The latest data from Dun & Bradstreet's National Business Expectations Survey shows the selling price expectation index dropping to three points – its lowest level since the data was first analysed by D&B in 1988, and 26 points below the 10-year average index.

This is the 10th consecutive quarter that actual selling prices have tracked below the expectations of business executives, suggesting they are facing an ongoing demand for discounts by customers.

According to Dun & Bradstreet’s director of corporate affairs Danielle Woods, businesses are continuing to focus on discounting to encourage spending.

“We know that there is traditionally a drop off in spending following the Christmas period as consumers play catch-up with their household budgets and debts following an often expensive holiday period,” she said.

“These findings suggest that businesses are planning to negotiate the spending slump by extending discounting through the New Year and by managing their stock carefully.
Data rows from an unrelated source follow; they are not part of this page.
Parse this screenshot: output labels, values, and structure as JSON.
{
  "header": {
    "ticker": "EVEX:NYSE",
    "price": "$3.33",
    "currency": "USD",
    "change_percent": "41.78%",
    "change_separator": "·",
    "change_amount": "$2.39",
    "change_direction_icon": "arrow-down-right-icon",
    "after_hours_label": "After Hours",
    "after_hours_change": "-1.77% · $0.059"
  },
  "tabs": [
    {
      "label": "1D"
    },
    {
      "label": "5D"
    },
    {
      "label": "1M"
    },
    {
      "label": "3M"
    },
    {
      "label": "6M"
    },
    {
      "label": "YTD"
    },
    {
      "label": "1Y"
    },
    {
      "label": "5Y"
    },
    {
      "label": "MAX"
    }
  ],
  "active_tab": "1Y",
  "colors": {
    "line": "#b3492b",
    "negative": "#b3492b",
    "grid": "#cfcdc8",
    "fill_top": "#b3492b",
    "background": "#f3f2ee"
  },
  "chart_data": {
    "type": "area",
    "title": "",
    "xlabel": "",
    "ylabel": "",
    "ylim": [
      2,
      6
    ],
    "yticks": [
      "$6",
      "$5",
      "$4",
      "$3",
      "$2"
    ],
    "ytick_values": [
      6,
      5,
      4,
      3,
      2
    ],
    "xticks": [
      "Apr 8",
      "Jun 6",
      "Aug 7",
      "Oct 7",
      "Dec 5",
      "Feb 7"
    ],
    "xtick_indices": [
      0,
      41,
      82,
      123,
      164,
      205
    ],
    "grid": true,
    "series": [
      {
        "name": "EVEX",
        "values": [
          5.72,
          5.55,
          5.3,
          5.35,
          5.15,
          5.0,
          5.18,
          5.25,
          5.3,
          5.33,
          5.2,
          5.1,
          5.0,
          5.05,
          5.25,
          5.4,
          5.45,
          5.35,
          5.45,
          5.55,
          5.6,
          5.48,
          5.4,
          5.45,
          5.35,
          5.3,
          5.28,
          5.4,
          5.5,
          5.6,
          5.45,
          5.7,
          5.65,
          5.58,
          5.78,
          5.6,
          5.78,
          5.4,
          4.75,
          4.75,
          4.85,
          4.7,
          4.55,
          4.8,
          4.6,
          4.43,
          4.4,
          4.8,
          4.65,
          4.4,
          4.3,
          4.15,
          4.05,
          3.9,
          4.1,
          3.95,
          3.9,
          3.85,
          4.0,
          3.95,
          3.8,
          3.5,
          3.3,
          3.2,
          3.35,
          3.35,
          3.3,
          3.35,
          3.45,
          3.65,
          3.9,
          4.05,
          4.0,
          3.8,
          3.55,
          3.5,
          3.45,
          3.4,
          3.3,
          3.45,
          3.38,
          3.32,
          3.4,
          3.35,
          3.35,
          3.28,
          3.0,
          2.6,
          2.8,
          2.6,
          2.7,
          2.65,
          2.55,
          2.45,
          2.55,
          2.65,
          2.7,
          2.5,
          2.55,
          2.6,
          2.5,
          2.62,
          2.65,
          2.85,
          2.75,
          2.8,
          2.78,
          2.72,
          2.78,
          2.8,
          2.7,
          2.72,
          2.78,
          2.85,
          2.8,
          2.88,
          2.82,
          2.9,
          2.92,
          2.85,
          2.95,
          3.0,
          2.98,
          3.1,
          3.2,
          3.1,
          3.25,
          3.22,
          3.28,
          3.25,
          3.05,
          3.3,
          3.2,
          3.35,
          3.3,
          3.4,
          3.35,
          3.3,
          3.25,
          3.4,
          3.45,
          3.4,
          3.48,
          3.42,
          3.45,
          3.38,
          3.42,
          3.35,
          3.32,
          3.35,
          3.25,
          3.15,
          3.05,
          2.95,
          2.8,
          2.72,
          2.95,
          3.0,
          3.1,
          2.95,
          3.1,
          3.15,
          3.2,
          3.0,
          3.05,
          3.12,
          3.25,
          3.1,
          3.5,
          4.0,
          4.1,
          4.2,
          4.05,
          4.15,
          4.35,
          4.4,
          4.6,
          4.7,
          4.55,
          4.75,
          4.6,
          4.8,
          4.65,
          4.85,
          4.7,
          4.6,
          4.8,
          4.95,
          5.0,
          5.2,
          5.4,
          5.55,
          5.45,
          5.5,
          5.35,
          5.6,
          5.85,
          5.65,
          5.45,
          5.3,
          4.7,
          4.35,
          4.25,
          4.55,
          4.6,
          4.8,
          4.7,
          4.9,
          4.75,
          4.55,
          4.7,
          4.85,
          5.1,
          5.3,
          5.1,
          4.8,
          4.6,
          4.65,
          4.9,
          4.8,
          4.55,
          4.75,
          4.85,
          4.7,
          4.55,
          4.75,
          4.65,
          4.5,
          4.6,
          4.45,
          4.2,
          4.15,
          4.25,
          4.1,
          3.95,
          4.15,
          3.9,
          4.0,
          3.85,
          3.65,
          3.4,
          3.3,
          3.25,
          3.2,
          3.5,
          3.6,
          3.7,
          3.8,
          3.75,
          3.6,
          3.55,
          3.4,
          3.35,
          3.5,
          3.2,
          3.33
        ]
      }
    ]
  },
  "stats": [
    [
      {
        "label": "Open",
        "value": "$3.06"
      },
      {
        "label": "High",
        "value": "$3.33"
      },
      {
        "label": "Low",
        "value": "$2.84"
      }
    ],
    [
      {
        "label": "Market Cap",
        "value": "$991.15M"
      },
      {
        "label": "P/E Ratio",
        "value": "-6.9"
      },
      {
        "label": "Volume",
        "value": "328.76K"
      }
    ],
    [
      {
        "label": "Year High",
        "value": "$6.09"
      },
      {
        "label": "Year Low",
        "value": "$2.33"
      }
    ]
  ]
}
“Although the most recent data has taken selling price expectations to a new low, it is part of a long downward trend that suggests ongoing discounting has become the new normal.”

As a result of lower selling prices, businesses are anticipating reduced activity; with expectations for both their sales and inventory levels pulling back sharply from the previous quarter’s expectations.

The D&B sales expectations index has dropped 14 points from a relative high in the previous quarter, to 19. These lower expectations are matched by survey findings that more than 57 per cent of businesses have identified ‘demand for their products’ as the main barrier to growing their business in the year ahead.

Meanwhile, rofit expectation is the only D&B indicator to increase, moving upwards for the second consecutive quarter to an index of 23, and suggesting that Australian businesses are optimistic that their adjustments to selling prices and expenses will pay off.

Stephen Koukoulas, Dun & Bradstreet's economic advisor, highlighted the fall in selling prices as a reason why the RBA is on track to cut interest rates early in 2013.

“The sharp fall in expected selling prices points to very low inflation outcomes for both the December and March quarters,” he said.

“Consequently, it remains likely that the inflation rate will remain near the bottom of the RBA target band, which will be a critical issue for the RBA when it decides future interest rate settings.

“The Business Expectations Survey also shows softer activity, with sales weakening and employment conditions remaining flat. The economy is clearly in a temporary lull with the key question as we move into 2013: is monetary policy sufficiently easing to spark stronger activity through the year?”